A história da existência do filme é, também ela, bonita. O mestre Truffaut sempre desprezou a ficção-científica, que considerava demasiado arbitrária. No entanto, assim que lhe falaram do livro de Bradbury e o leu, Truffaut apressou-se a dar o braço a torcer e não descansou enquanto não conseguiu financiar a adaptação. Mais tarde, a propósito do choque com o seu protagonista Oskar Werner, que fez correr muita tinta, o realizador chegou mesmo a afirmar que só não abandonou o filme porque passou demasiado tempo a tentar produzi-lo.

Estamos então num futuro hipotético, em que os livros foram proibidos, acusados de subverter, de transtornar e de despoletar demasiados sentimentos. Toda a gente sabe que uma população que não pensa é mais fácil de comandar e mais obediente.
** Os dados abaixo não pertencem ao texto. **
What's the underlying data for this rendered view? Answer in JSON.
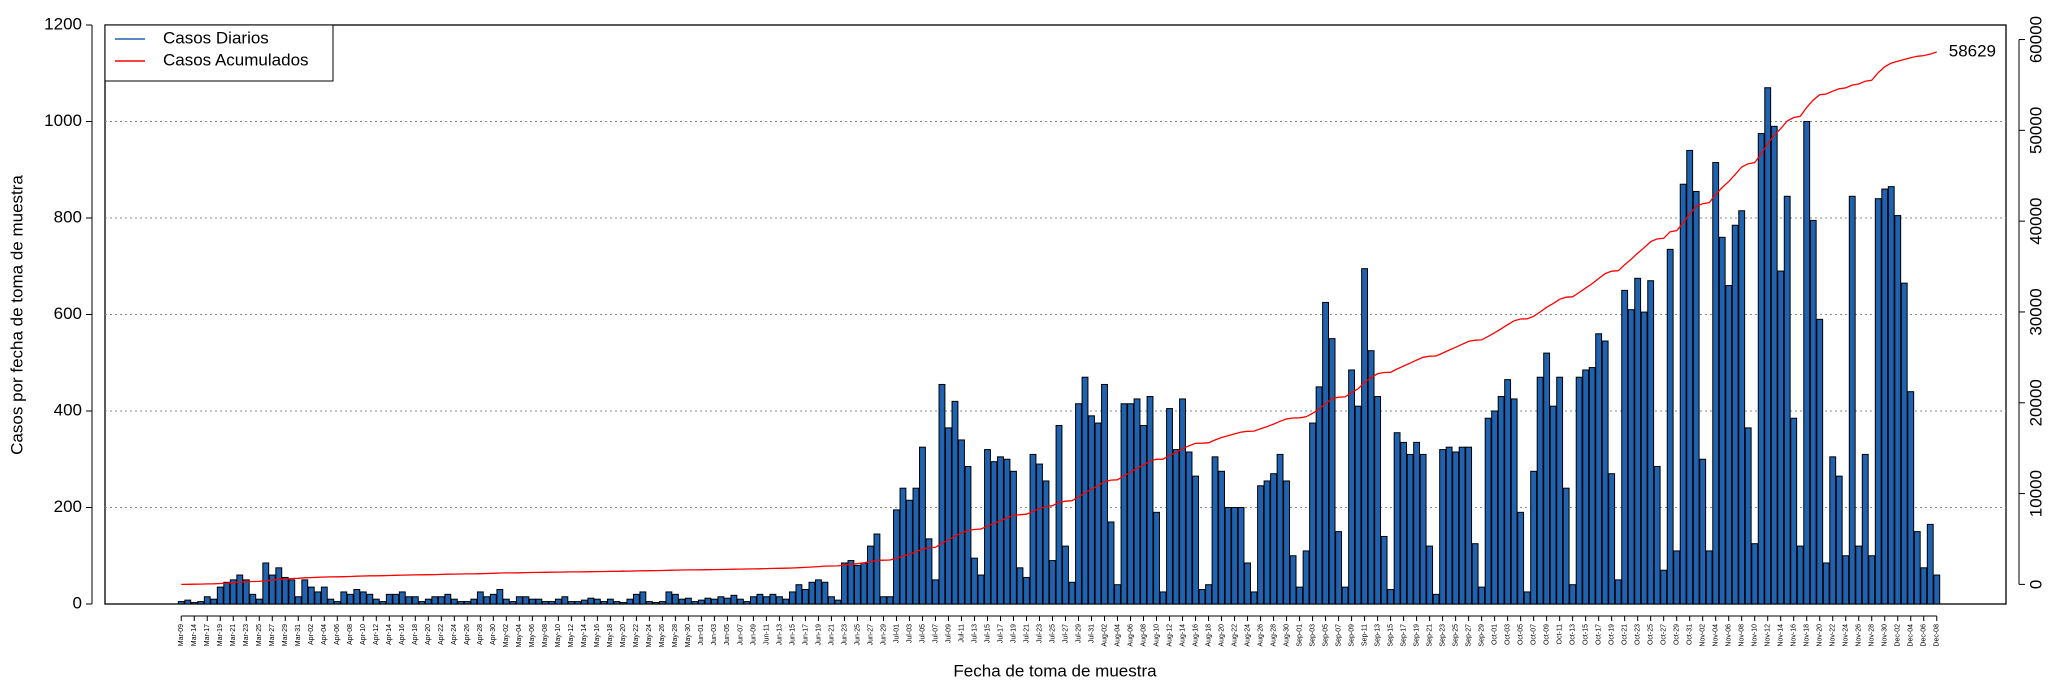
{
  "chart_data": {
    "type": "bar",
    "x_label": "Fecha de toma de muestra",
    "y_label": "Casos por fecha de toma de muestra",
    "legend": "top-left",
    "grid": true,
    "ylim": [
      0,
      1200
    ],
    "yticks": [
      0,
      200,
      400,
      600,
      800,
      1000,
      1200
    ],
    "y2lim": [
      -2160,
      61600
    ],
    "y2ticks": [
      0,
      10000,
      20000,
      30000,
      40000,
      50000,
      60000
    ],
    "categories": [
      "Mar-09",
      null,
      "Mar-14",
      null,
      "Mar-17",
      null,
      "Mar-19",
      null,
      "Mar-21",
      null,
      "Mar-23",
      null,
      "Mar-25",
      null,
      "Mar-27",
      null,
      "Mar-29",
      null,
      "Mar-31",
      null,
      "Apr-02",
      null,
      "Apr-04",
      null,
      "Apr-06",
      null,
      "Apr-08",
      null,
      "Apr-10",
      null,
      "Apr-12",
      null,
      "Apr-14",
      null,
      "Apr-16",
      null,
      "Apr-18",
      null,
      "Apr-20",
      null,
      "Apr-22",
      null,
      "Apr-24",
      null,
      "Apr-26",
      null,
      "Apr-28",
      null,
      "Apr-30",
      null,
      "May-02",
      null,
      "May-04",
      null,
      "May-06",
      null,
      "May-08",
      null,
      "May-10",
      null,
      "May-12",
      null,
      "May-14",
      null,
      "May-16",
      null,
      "May-18",
      null,
      "May-20",
      null,
      "May-22",
      null,
      "May-24",
      null,
      "May-26",
      null,
      "May-28",
      null,
      "May-30",
      null,
      "Jun-01",
      null,
      "Jun-03",
      null,
      "Jun-05",
      null,
      "Jun-07",
      null,
      "Jun-09",
      null,
      "Jun-11",
      null,
      "Jun-13",
      null,
      "Jun-15",
      null,
      "Jun-17",
      null,
      "Jun-19",
      null,
      "Jun-21",
      null,
      "Jun-23",
      null,
      "Jun-25",
      null,
      "Jun-27",
      null,
      "Jun-29",
      null,
      "Jul-01",
      null,
      "Jul-03",
      null,
      "Jul-05",
      null,
      "Jul-07",
      null,
      "Jul-09",
      null,
      "Jul-11",
      null,
      "Jul-13",
      null,
      "Jul-15",
      null,
      "Jul-17",
      null,
      "Jul-19",
      null,
      "Jul-21",
      null,
      "Jul-23",
      null,
      "Jul-25",
      null,
      "Jul-27",
      null,
      "Jul-29",
      null,
      "Jul-31",
      null,
      "Aug-02",
      null,
      "Aug-04",
      null,
      "Aug-06",
      null,
      "Aug-08",
      null,
      "Aug-10",
      null,
      "Aug-12",
      null,
      "Aug-14",
      null,
      "Aug-16",
      null,
      "Aug-18",
      null,
      "Aug-20",
      null,
      "Aug-22",
      null,
      "Aug-24",
      null,
      "Aug-26",
      null,
      "Aug-28",
      null,
      "Aug-30",
      null,
      "Sep-01",
      null,
      "Sep-03",
      null,
      "Sep-05",
      null,
      "Sep-07",
      null,
      "Sep-09",
      null,
      "Sep-11",
      null,
      "Sep-13",
      null,
      "Sep-15",
      null,
      "Sep-17",
      null,
      "Sep-19",
      null,
      "Sep-21",
      null,
      "Sep-23",
      null,
      "Sep-25",
      null,
      "Sep-27",
      null,
      "Sep-29",
      null,
      "Oct-01",
      null,
      "Oct-03",
      null,
      "Oct-05",
      null,
      "Oct-07",
      null,
      "Oct-09",
      null,
      "Oct-11",
      null,
      "Oct-13",
      null,
      "Oct-15",
      null,
      "Oct-17",
      null,
      "Oct-19",
      null,
      "Oct-21",
      null,
      "Oct-23",
      null,
      "Oct-25",
      null,
      "Oct-27",
      null,
      "Oct-29",
      null,
      "Oct-31",
      null,
      "Nov-02",
      null,
      "Nov-04",
      null,
      "Nov-06",
      null,
      "Nov-08",
      null,
      "Nov-10",
      null,
      "Nov-12",
      null,
      "Nov-14",
      null,
      "Nov-16",
      null,
      "Nov-18",
      null,
      "Nov-20",
      null,
      "Nov-22",
      null,
      "Nov-24",
      null,
      "Nov-26",
      null,
      "Nov-28",
      null,
      "Nov-30",
      null,
      "Dec-02",
      null,
      "Dec-04",
      null,
      "Dec-06",
      null,
      "Dec-08"
    ],
    "series": [
      {
        "name": "Casos Diarios",
        "type": "bar",
        "color": "#1f63b0",
        "values": [
          5,
          8,
          3,
          5,
          15,
          10,
          35,
          45,
          50,
          60,
          50,
          20,
          10,
          85,
          60,
          75,
          55,
          50,
          15,
          50,
          35,
          25,
          35,
          10,
          5,
          25,
          20,
          30,
          25,
          20,
          10,
          5,
          20,
          20,
          25,
          15,
          15,
          5,
          10,
          15,
          15,
          20,
          10,
          5,
          5,
          10,
          25,
          15,
          20,
          30,
          10,
          5,
          15,
          15,
          10,
          10,
          5,
          5,
          10,
          15,
          5,
          5,
          8,
          12,
          10,
          5,
          10,
          5,
          3,
          10,
          20,
          25,
          5,
          3,
          5,
          25,
          20,
          10,
          12,
          5,
          8,
          12,
          10,
          15,
          12,
          18,
          10,
          5,
          15,
          20,
          15,
          20,
          15,
          10,
          25,
          40,
          30,
          45,
          50,
          45,
          15,
          8,
          85,
          90,
          80,
          85,
          120,
          145,
          15,
          15,
          195,
          240,
          215,
          240,
          325,
          135,
          50,
          455,
          365,
          420,
          340,
          285,
          95,
          60,
          320,
          295,
          305,
          300,
          275,
          75,
          55,
          310,
          290,
          255,
          90,
          370,
          120,
          45,
          415,
          470,
          390,
          375,
          455,
          170,
          40,
          415,
          415,
          425,
          370,
          430,
          190,
          25,
          405,
          320,
          425,
          315,
          265,
          30,
          40,
          305,
          275,
          200,
          200,
          200,
          85,
          25,
          245,
          255,
          270,
          310,
          255,
          100,
          35,
          110,
          375,
          450,
          625,
          550,
          150,
          35,
          485,
          410,
          695,
          525,
          430,
          140,
          30,
          355,
          335,
          310,
          335,
          310,
          120,
          20,
          320,
          325,
          315,
          325,
          325,
          125,
          35,
          385,
          400,
          430,
          465,
          425,
          190,
          25,
          275,
          470,
          520,
          410,
          470,
          240,
          40,
          470,
          485,
          490,
          560,
          545,
          270,
          50,
          650,
          610,
          675,
          605,
          670,
          285,
          70,
          735,
          110,
          870,
          940,
          855,
          300,
          110,
          915,
          760,
          660,
          785,
          815,
          365,
          125,
          975,
          1070,
          990,
          690,
          845,
          385,
          120,
          1000,
          795,
          590,
          85,
          305,
          265,
          100,
          845,
          120,
          310,
          100,
          840,
          860,
          865,
          805,
          665,
          440,
          150,
          75,
          165,
          60
        ]
      },
      {
        "name": "Casos Acumulados",
        "type": "line",
        "axis": "y2",
        "color": "#ff0000",
        "values": [
          0,
          10,
          20,
          30,
          50,
          60,
          100,
          140,
          190,
          250,
          300,
          320,
          330,
          420,
          480,
          550,
          600,
          650,
          670,
          720,
          750,
          780,
          810,
          820,
          830,
          850,
          870,
          900,
          920,
          940,
          950,
          960,
          980,
          1000,
          1020,
          1030,
          1050,
          1060,
          1070,
          1080,
          1100,
          1120,
          1130,
          1140,
          1150,
          1160,
          1180,
          1200,
          1220,
          1250,
          1260,
          1270,
          1280,
          1300,
          1310,
          1320,
          1330,
          1340,
          1350,
          1360,
          1370,
          1380,
          1390,
          1400,
          1410,
          1420,
          1430,
          1440,
          1450,
          1460,
          1480,
          1500,
          1510,
          1520,
          1530,
          1550,
          1570,
          1580,
          1590,
          1600,
          1610,
          1620,
          1630,
          1640,
          1650,
          1670,
          1680,
          1690,
          1700,
          1720,
          1740,
          1760,
          1770,
          1780,
          1800,
          1840,
          1870,
          1910,
          1960,
          2010,
          2030,
          2040,
          2120,
          2210,
          2290,
          2380,
          2500,
          2650,
          2660,
          2680,
          2880,
          3120,
          3330,
          3570,
          3900,
          4030,
          4080,
          4540,
          4900,
          5320,
          5660,
          5950,
          6040,
          6100,
          6420,
          6720,
          7020,
          7320,
          7600,
          7670,
          7730,
          8040,
          8330,
          8580,
          8670,
          9040,
          9160,
          9210,
          9620,
          10090,
          10480,
          10860,
          11310,
          11480,
          11520,
          11940,
          12350,
          12780,
          13150,
          13580,
          13770,
          13790,
          14200,
          14520,
          14940,
          15260,
          15520,
          15550,
          15590,
          15900,
          16170,
          16370,
          16570,
          16770,
          16860,
          16880,
          17130,
          17380,
          17650,
          17960,
          18220,
          18320,
          18350,
          18460,
          18840,
          19290,
          19910,
          20460,
          20610,
          20650,
          21130,
          21540,
          22240,
          22760,
          23190,
          23330,
          23360,
          23720,
          24050,
          24360,
          24700,
          25010,
          25130,
          25150,
          25470,
          25800,
          26110,
          26440,
          26760,
          26890,
          26920,
          27310,
          27710,
          28140,
          28600,
          29030,
          29220,
          29240,
          29520,
          29990,
          30510,
          30920,
          31390,
          31630,
          31670,
          32140,
          32630,
          33120,
          33680,
          34220,
          34490,
          34540,
          35190,
          35800,
          36480,
          37080,
          37750,
          38040,
          38110,
          38840,
          38950,
          39820,
          40760,
          41620,
          41920,
          42030,
          42940,
          43700,
          44360,
          45150,
          45960,
          46330,
          46450,
          47430,
          48500,
          49490,
          50180,
          51030,
          51410,
          51530,
          52530,
          53330,
          53920,
          54000,
          54310,
          54570,
          54670,
          54980,
          55100,
          55410,
          55510,
          56350,
          57000,
          57400,
          57600,
          57800,
          58000,
          58150,
          58230,
          58400,
          58629
        ]
      }
    ]
  }
}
Por isso, esta realidade é bem maçadora, dependente de uma televisão que dita ordens sobre a forma de entretenimento inócuo (afinal, isto não é tão hipotético assim, vêem?). Para garantir a segurança do povo existem os bombeiros. Estes soldados da paz, que antes apagavam fogos, agora queimam livros, até porque as casas passaram a ser à prova de incêndios(!) e eles tornaram-se obsoletos. Só ninguém nos explicou é como é que as florestas deixaram de ser inflamáveis.

Montag (Oskar Werner) é então um bombeiro prestes a ser promovido, que cumpre o seu dever escrupulosamente. Mas quando começa a dar-se com uma vizinha com quem se cruza nos transportes públicos (Julie Christie, que tem papel duplo e faz também de sua esposa), Montag não vai resistir
à tentação e vai acabar por ler um livro. Começa por David Copperfield, de Charles Dickens, e daí nunca mais para, até à revolução final!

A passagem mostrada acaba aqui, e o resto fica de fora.